Capstone Report

Aimie Faucett
07 October, 2016

Coursera Data Science Specialization
Capstone Project

Project Overview

The objective of the project is to create a corpus from a collection of twitter, news, and blog entries and use this corpus to build an algorithm that will predict the next word when someone is typing text. I decided to create my own algorithm to create the corpus rather than using a built-in R packages, because I wanted to get experience building an algorithm and see how it would perform.

Processing the data and creating the corpus:

  • Read in a 3% sample of all text in the news and blogs corpuses (larger samples took too long to load)
  • Twitter is excluded because tweets frequently don't use a normal sentence structure and there are many grammatically incorrect abbreviations (e.g. “u” rather than “you”)
  • With each entry, break into sentences by finding typical punctuation that would end a complete sentence (i.e. ?, ., !, ;)
  • Iterate through each sentence and:
    • Convert everything to lower case
    • Keep only alphabetical characters so that numbers and punctuation are removed
    • Count words in the sentence and only keep if there are more than one words in the sentence
    • Find swear words and replace them with “swearjar” to preserve the behavior of swearing in text
    • Collapse white spaces that are an artifact of removing numbers and punctuation, but preserve spaces between words

Predicting Text

Next, I used the do.call function to comb through all entries in the corpus and extract one-, two-, three-, and four-grams. The gram data frames were written to .csv files so they could be used in the Shiny App.

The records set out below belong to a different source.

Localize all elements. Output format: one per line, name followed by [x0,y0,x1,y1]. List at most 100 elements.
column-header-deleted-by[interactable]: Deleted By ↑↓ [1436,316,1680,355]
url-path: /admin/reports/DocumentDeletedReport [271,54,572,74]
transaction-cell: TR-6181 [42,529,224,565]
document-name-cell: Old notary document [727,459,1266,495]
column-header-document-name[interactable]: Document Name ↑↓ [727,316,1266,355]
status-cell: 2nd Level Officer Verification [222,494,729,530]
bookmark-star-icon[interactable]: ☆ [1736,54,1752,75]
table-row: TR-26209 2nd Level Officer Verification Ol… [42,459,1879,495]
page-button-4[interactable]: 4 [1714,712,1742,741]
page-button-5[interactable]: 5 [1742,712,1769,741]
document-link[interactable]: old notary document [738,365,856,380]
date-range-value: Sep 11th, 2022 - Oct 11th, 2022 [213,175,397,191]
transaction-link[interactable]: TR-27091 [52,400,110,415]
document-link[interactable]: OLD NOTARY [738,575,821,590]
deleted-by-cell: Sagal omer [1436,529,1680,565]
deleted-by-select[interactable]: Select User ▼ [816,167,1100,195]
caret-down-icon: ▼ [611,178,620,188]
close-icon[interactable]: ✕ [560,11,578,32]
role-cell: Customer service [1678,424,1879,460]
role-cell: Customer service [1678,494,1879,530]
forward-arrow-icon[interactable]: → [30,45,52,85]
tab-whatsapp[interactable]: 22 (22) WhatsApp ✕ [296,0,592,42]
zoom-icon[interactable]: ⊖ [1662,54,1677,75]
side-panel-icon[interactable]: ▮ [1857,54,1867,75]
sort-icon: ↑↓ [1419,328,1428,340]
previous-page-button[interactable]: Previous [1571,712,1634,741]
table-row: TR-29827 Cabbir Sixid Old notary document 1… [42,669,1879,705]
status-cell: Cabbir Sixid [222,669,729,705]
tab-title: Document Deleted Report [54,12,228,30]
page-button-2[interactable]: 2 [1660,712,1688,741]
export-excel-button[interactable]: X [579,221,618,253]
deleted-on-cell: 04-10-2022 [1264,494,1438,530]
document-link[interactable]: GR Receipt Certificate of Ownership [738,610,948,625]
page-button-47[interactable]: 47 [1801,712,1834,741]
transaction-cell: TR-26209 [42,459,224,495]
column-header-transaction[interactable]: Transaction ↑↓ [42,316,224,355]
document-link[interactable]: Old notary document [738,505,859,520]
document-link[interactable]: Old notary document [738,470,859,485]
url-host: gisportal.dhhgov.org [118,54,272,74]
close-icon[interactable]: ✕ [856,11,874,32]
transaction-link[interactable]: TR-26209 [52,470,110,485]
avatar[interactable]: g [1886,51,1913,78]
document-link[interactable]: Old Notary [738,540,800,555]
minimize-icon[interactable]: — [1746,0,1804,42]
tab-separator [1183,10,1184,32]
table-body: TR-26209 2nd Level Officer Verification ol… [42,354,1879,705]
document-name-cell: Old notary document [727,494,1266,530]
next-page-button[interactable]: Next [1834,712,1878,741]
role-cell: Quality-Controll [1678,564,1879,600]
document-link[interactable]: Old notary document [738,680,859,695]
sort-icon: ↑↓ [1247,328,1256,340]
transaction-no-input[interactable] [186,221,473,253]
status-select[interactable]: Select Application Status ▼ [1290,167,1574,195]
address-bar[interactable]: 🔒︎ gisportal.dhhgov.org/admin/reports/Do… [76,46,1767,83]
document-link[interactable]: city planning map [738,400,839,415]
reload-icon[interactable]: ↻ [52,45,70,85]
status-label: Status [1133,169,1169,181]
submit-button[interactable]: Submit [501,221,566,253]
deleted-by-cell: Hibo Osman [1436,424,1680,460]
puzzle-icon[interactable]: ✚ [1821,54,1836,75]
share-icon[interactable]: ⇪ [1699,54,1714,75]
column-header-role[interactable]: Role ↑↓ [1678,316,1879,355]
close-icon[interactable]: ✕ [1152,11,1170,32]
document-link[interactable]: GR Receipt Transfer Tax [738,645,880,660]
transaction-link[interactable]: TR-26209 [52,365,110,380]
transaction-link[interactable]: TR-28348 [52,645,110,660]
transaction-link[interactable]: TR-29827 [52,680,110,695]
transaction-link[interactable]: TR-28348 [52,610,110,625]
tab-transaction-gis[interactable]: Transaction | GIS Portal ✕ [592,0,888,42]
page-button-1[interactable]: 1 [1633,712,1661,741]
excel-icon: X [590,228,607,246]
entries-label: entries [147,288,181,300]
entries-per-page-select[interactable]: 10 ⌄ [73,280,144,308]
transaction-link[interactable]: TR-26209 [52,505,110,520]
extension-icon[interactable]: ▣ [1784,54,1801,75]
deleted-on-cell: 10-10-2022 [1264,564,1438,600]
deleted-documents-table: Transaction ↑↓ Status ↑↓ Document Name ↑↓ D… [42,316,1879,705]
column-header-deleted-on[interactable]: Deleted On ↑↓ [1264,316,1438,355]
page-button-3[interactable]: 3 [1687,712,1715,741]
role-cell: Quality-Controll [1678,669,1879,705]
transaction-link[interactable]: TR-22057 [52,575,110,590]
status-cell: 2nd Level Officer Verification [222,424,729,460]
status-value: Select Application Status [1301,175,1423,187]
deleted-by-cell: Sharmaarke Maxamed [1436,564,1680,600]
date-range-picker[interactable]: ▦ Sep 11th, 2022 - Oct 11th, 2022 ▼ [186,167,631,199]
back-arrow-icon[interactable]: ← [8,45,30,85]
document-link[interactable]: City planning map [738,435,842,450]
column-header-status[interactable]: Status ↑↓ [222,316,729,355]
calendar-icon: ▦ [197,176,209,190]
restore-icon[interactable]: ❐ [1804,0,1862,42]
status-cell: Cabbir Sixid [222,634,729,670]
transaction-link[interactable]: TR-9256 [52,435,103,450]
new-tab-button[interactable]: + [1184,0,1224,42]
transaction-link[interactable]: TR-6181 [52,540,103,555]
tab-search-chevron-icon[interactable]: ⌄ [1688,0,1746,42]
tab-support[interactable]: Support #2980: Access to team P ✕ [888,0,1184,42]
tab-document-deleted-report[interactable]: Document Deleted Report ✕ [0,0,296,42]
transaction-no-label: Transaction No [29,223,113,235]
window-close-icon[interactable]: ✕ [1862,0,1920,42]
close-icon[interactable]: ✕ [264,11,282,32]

  X.1    X           Combo Record    leadGram gram
1   1 6174  the end of the    124  the end of  the
2   2 7313 the rest of the    120 the rest of  the

To predict the text, I wrote a function that takes in a user-entered character string and does the following:

  • Removes punction, numbers, punctuations, and replaces swear words with “swearjar” to match the swear pattern in the corpus
  • Searches for a match with the highest gram data available for the length of text inputed
  • If the largest gram does not return a match, it will recursively check smaller grams for a match
  • If no match can be found in any gram, the funciton will return a random word… I chose random words that I thought were funny and mixed in the top 100 most common words from the corpus
 [1] "homeboy"      "taco"         "snaggletooth" "sombrero"    
 [5] "blankie"      "kittens"      "tequila"      "moose"       
 [9] "spongebob"    "fireball"    

Shiny App

The app is hosted at: https://bioaimie.shinyapps.io/capApp/

It utilizes custom CSS for styling and loads data from the one-, two-, three-, and four-gram csv files. The gram files had to be trimmed to work within the confines of upload sizes on shinyapps.io. To do this, I kept all grams occurring with a frequency > 1 and then randomly selected 1000 other grams to keep for each data set.

The app asks the user to input some text and press the submit button. Once it is submitted, the app will display the text appended with the predicted word in a window below the button. It will also generate a word cloud of possible matches. The sizes of the words in the word cloud are relative to their frequency within the corpus.

plot of chunk unnamed-chunk-3

Conclusions and Further Work

I was fairly disappointed with my own algorithm's ability to predict text. Additionally, since my algorithm randomly selects a guess for the predicted word if there isn't a match in the corpus, the function to produce the random word will produce the next word, but those words will not match in the word cloud. This was very frustrating, but I was unable to figure out a way around this with a reactive function.

In the future I would:

  • Utilizes packages existing in R
  • Use sparklyr or sparkR packages to process big data with Spark and do preliminary cleaning
  • Store output from data processing in a more big-data friendly format, such as parquet so that more of the corpus could be utilized by the app
  • Work on more customization of the app styling using CSS or custom JS to improve user experience

Overall, I enjoyed the project, and I learned a lot by writing my own processing and predicitive algorithm; however, I think my app's ability to correctly predict was sub-par.